East by Edith Pattou East is based on one of my favorite fairy tales, “East of the Sun, West of the Moon.” Growing up in rural Norway, Rose was told that she was born facing the east, which meant that her nature was to stay at home. When she discovers that she was actually born facing north, the direction of adventurers, she is both outraged and excited. Then, an enormous white bear offers to save her sister’s life and her family’s fortune if she will come with him. Feeling that she is finally giving in to her true nature, she does. And of course this is only the beginning of the adventure. I loved this book for the strong characters, the narration, switching in first person between characters, the great sense of place and time – and of course, the romance and adventure.

The Curious Incident of the Dog in the Night-Time by Mark Haddon The book starts off as the narrator, 15-year-old Christopher, discovers his neighbor’s dog dead in her back yard.

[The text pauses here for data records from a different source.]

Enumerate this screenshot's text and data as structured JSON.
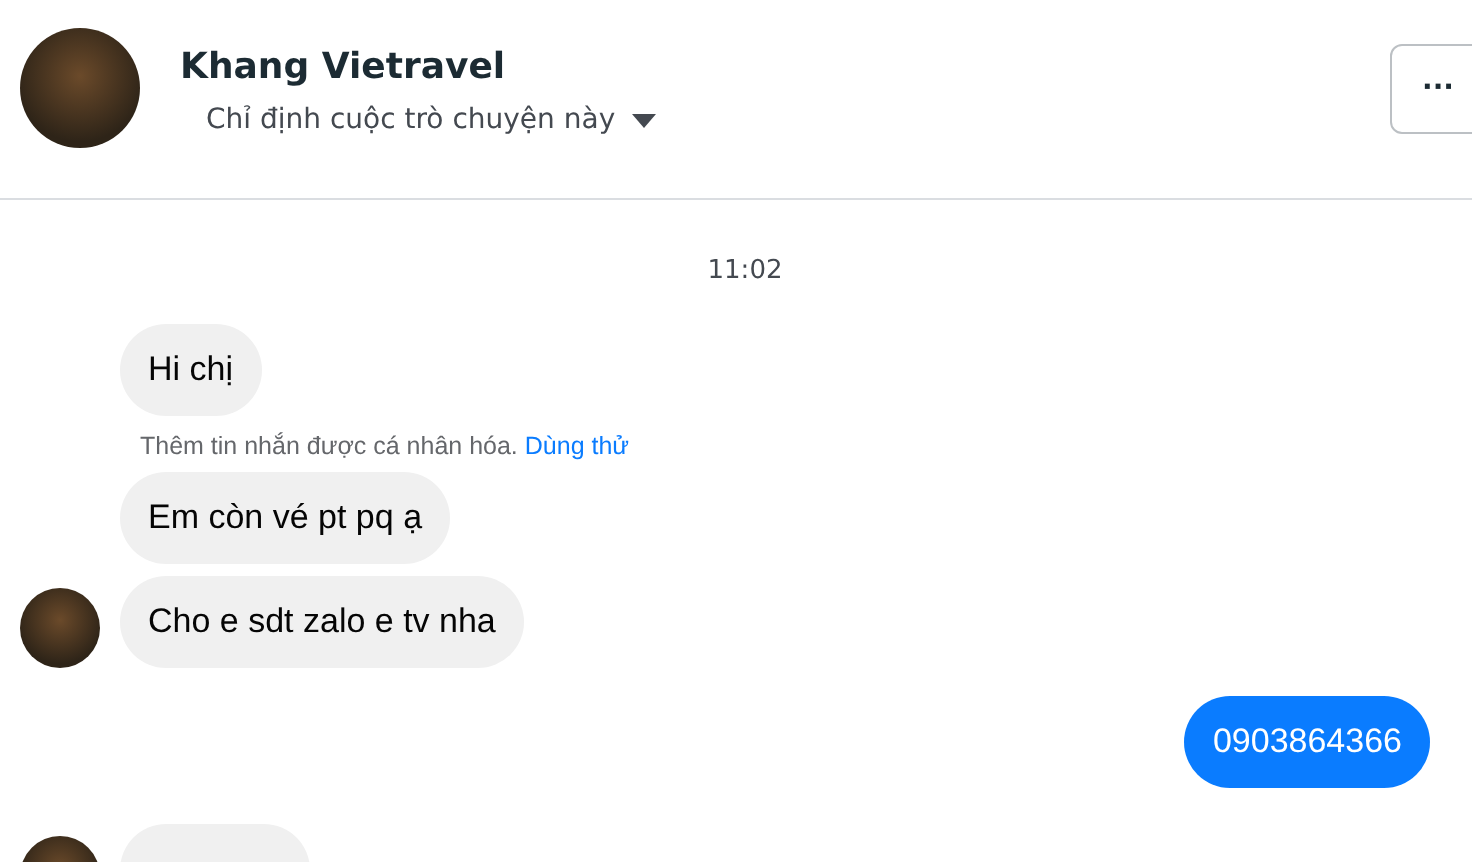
{
  "header": {
    "name": "Khang Vietravel",
    "subtitle": "Chỉ định cuộc trò chuyện này",
    "more_button": "···"
  },
  "thread": [
    {
      "kind": "time",
      "text": "11:02"
    },
    {
      "kind": "incoming",
      "text": "Hi chị",
      "avatar": false
    },
    {
      "kind": "notice",
      "text": "Thêm tin nhắn được cá nhân hóa.",
      "link": "Dùng thử"
    },
    {
      "kind": "incoming",
      "text": "Em còn vé pt pq ạ",
      "avatar": false
    },
    {
      "kind": "incoming",
      "text": "Cho e sdt zalo e tv nha",
      "avatar": true
    },
    {
      "kind": "outgoing",
      "text": "0903864366"
    },
    {
      "kind": "incoming",
      "avatar": true
    }
  ]
}
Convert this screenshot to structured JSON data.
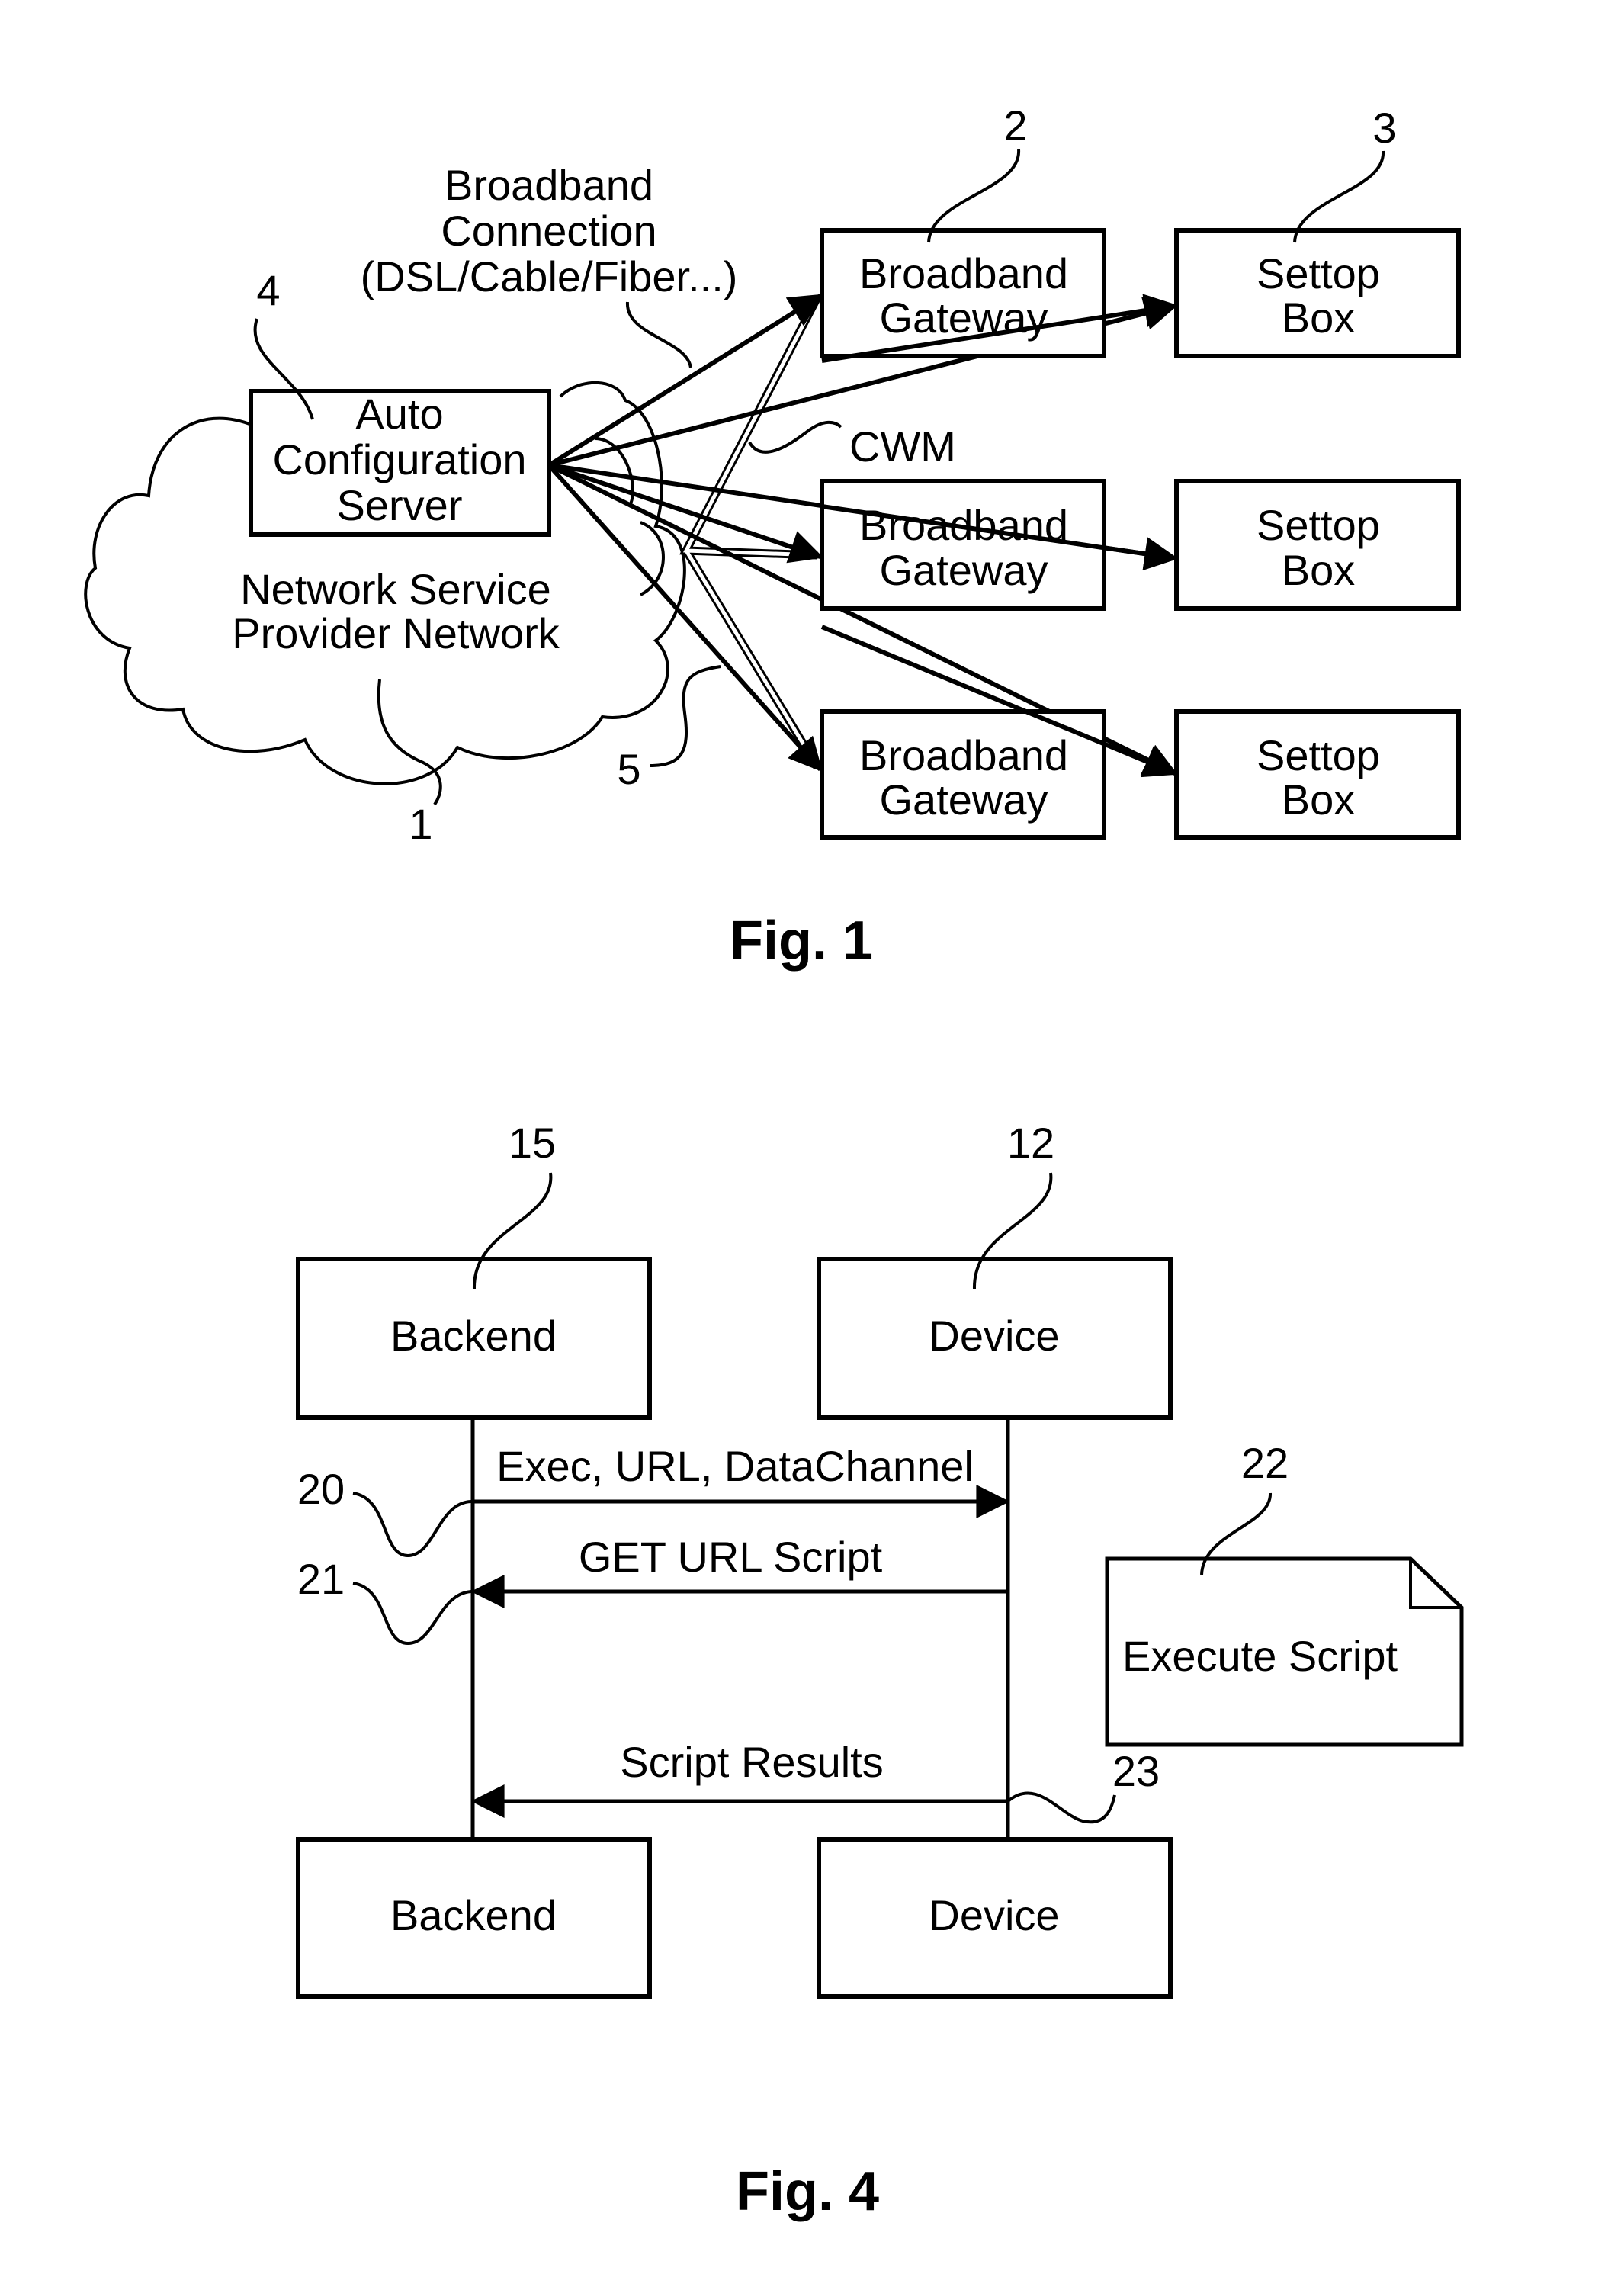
{
  "fig1": {
    "caption": "Fig. 1",
    "cloud": {
      "label_lines": [
        "Network Service",
        "Provider Network"
      ],
      "ref": "1"
    },
    "acs": {
      "label_lines": [
        "Auto",
        "Configuration",
        "Server"
      ],
      "ref": "4"
    },
    "connection_label_lines": [
      "Broadband",
      "Connection",
      "(DSL/Cable/Fiber...)"
    ],
    "cwm_label": "CWM",
    "link_ref": "5",
    "gateways": [
      {
        "label_lines": [
          "Broadband",
          "Gateway"
        ],
        "ref": "2"
      },
      {
        "label_lines": [
          "Broadband",
          "Gateway"
        ]
      },
      {
        "label_lines": [
          "Broadband",
          "Gateway"
        ]
      }
    ],
    "settop_boxes": [
      {
        "label_lines": [
          "Settop",
          "Box"
        ],
        "ref": "3"
      },
      {
        "label_lines": [
          "Settop",
          "Box"
        ]
      },
      {
        "label_lines": [
          "Settop",
          "Box"
        ]
      }
    ]
  },
  "fig4": {
    "caption": "Fig. 4",
    "backend": {
      "label": "Backend",
      "ref": "15"
    },
    "device": {
      "label": "Device",
      "ref": "12"
    },
    "messages": [
      {
        "label": "Exec, URL, DataChannel",
        "ref": "20",
        "direction": "backend-to-device"
      },
      {
        "label": "GET URL Script",
        "ref": "21",
        "direction": "device-to-backend"
      },
      {
        "label": "Script Results",
        "ref": "23",
        "direction": "device-to-backend"
      }
    ],
    "note": {
      "label": "Execute Script",
      "ref": "22"
    },
    "backend_bottom": {
      "label": "Backend"
    },
    "device_bottom": {
      "label": "Device"
    }
  }
}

I’m not particularly interested in dead dogs, so it took a lot of many-starred reviews for me to actually pick up the book. I really enjoyed it. It’s a quirky and insightful look into the life of an autistic boy trying to understand the world around him. I loved his explanations of the world around him – things he likes, things he doesn’t quite get. For example (not a direct quote, as I don’t have the book here) “Chatting is where you talk with another person, but it is not questions and answers. I cannot do chatting.” Or … no, you’ll just have to read the book.